Well, in theory, maybe; perhaps you maintain synchronization between
your DIGEST-MD5 and KDC database.  But very likely if you have a user
using GSSAPI, Thunderbird does not have their password stored, because
all the GSSAPI mechanism has access to is their TGT; this will involve
an additional prompt, or as you mention Thunderbird will have this
stored.  But trying multiple mechanisms causes the problems I mentioned
earlier; I would argue that is more common than having multiple valid
mechanisms for every user.

>>   If the user explicitly picks a mechanism to use, these
>>   problems are eliminated.  
>My point is that SASL mechanisms are all greek to average users, it is 
>pointless to force a choice on them they can't reasonably make.

I would argue that my experience with Apple Mail contradicts this
assertion.  Note that Apple Mail doesn't present the user with a choice
of SASL dialogs right up front; it's under an "Advanced" dialog.  And
there are plain-text names for the SASL mechanisms, like "Kerberos 5
(GSSAPI)", and "MD5 Challenge-Response".  This seems like a reasonable
choice to me; it doesn't confuse the average user who would have no idea
what GSSAPI is, but the advanced user can adjust the appropriate knobs.

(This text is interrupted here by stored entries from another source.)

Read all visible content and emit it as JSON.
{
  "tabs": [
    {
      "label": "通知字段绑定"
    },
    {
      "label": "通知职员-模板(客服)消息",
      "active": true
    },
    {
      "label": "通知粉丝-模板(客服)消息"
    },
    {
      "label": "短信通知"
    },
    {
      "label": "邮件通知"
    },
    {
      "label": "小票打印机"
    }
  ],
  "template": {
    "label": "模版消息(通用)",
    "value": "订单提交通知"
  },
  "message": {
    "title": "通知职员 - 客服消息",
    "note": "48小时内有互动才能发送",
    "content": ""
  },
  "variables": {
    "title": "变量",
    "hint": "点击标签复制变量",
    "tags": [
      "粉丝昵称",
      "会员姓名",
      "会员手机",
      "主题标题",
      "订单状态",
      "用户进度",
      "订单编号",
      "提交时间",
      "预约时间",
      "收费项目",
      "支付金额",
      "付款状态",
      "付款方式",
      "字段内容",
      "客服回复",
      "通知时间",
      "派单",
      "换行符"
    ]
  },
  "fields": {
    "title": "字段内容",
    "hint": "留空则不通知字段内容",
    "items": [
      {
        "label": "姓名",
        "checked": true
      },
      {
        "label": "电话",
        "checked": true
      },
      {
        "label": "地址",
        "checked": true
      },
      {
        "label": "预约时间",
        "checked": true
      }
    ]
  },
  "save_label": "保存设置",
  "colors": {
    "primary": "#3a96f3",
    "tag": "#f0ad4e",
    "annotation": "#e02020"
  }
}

>>   Since many mainstream apps have each SASL
>>   mechanism coded explicitly (Thunderbird among them) there's not even
>>   a programming reason to obfuscate the choice of SASL mechanism (and
>>   explicitly picking the mechanism prevents a downgrade attack).
>Again, you can configure SASL server side to prevent this. Postfix for 
>example has options to allow different mechanisms over TLS secured 
>connections vs. plain SMTP.

See above; this simply isn't good enough.

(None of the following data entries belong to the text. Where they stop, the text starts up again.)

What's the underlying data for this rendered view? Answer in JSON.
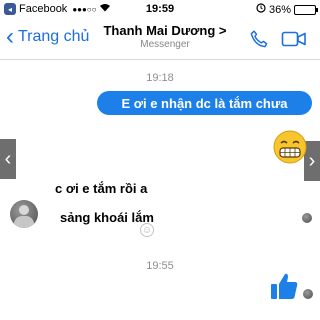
{
  "status_bar": {
    "app": "Facebook",
    "signal": "●●●○○",
    "time": "19:59",
    "battery": "36%",
    "battery_level": 0.36
  },
  "header": {
    "back_label": "Trang chủ",
    "contact_name": "Thanh Mai Dương >",
    "contact_subtitle": "Messenger"
  },
  "chat": {
    "timestamps": [
      "19:18",
      "19:55"
    ],
    "outgoing": [
      "E ơi e nhận dc là tắm chưa"
    ],
    "incoming": [
      "c ơi e tắm rồi a",
      "sảng khoái lắm"
    ]
  },
  "colors": {
    "accent": "#1d6fe0",
    "bubble": "#1d7fe8"
  },
  "icons": [
    "phone-icon",
    "video-call-icon",
    "grinning-emoji-icon",
    "like-thumb-icon",
    "add-reaction-icon"
  ]
}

>As I said, a log would be nice. IMO if the site policy *allows* GSSAPI 
>and say NTLM fallback there should be no error if GSSAPI fails and NTLM 
>succeeds. A user visible failure is only required if all allowed 
>mechanisms failed because this ultimately results in a failed service 
>(reading email).

Personally, I think is a rather bizarre site policy (do you still
support cleartext telnet just in case ssh doesn't work?), but
nevertheless ... I think that most people would agree that it is at
least uncommon.  To me this argues that you might (as a user) want to
select a range of valid mechanisms for your site; you could click a
series of checkboxes for valid mechanisms to use when connecting to a
server.  But I think that if you normally use Kerberos at your site,
and Kerberos isn't working, the user should be notified!  That's not
the normal behavior!

>Well, afaik if GSSAPI is the only mechanism advertised by the server 
>there will be no password prompt. If the fallback is allowed you'd get a 
>prompt. It's pretty much the same thing as you get with HTTP-Negotiate 
>where NTLM will prompt but kerberos will not. It's the admins choice...

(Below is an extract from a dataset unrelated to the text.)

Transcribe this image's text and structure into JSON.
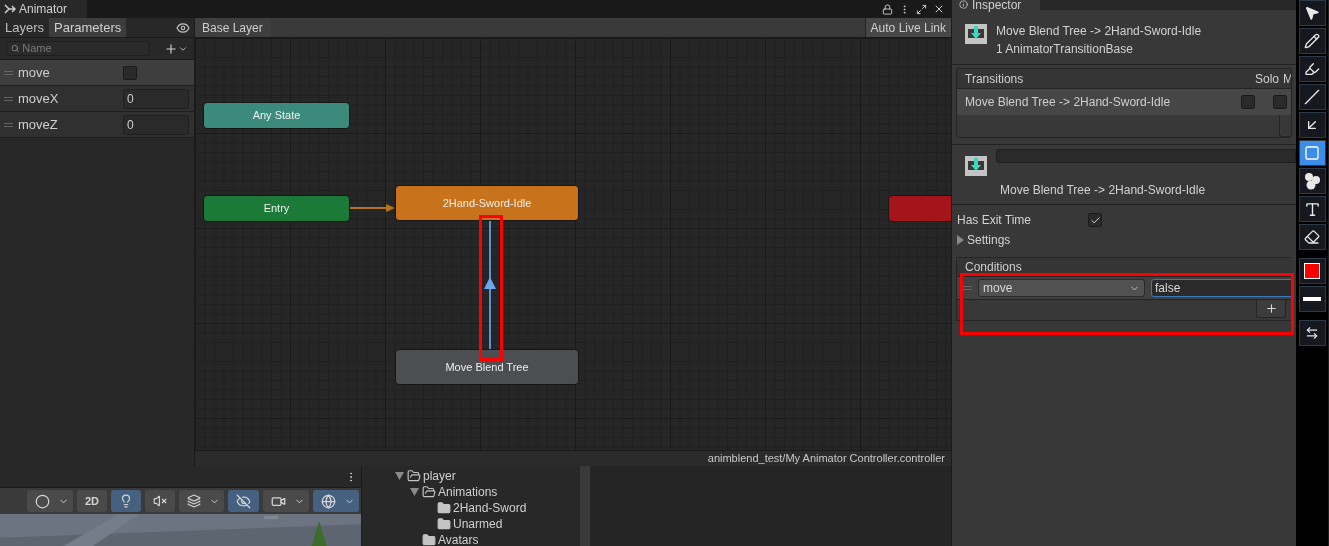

That may be true for Thunderbird, but I have personally seen programs
that still ask for a password prompt even when they were using Kerberos.
Yes, that's a bug; no argument there.

>Hmm, I can see where you are coming from... You say TB is hard to debug 
>wrt. failures because you don't get error messages? Granted, if TB had a 
>"use kerberos" checkbox you'd at least know that it was kerberos that 
>failed (but still no error messages, no?). And with proper error 
>messages you'd get all the info in the "secure authentication" case as well.

Well ... except that you'd have to try to dig out the "right" errors from
the failures with mechanisms you don't care about.  I've stared at too many
ssh debugging traces to think that's a good idea.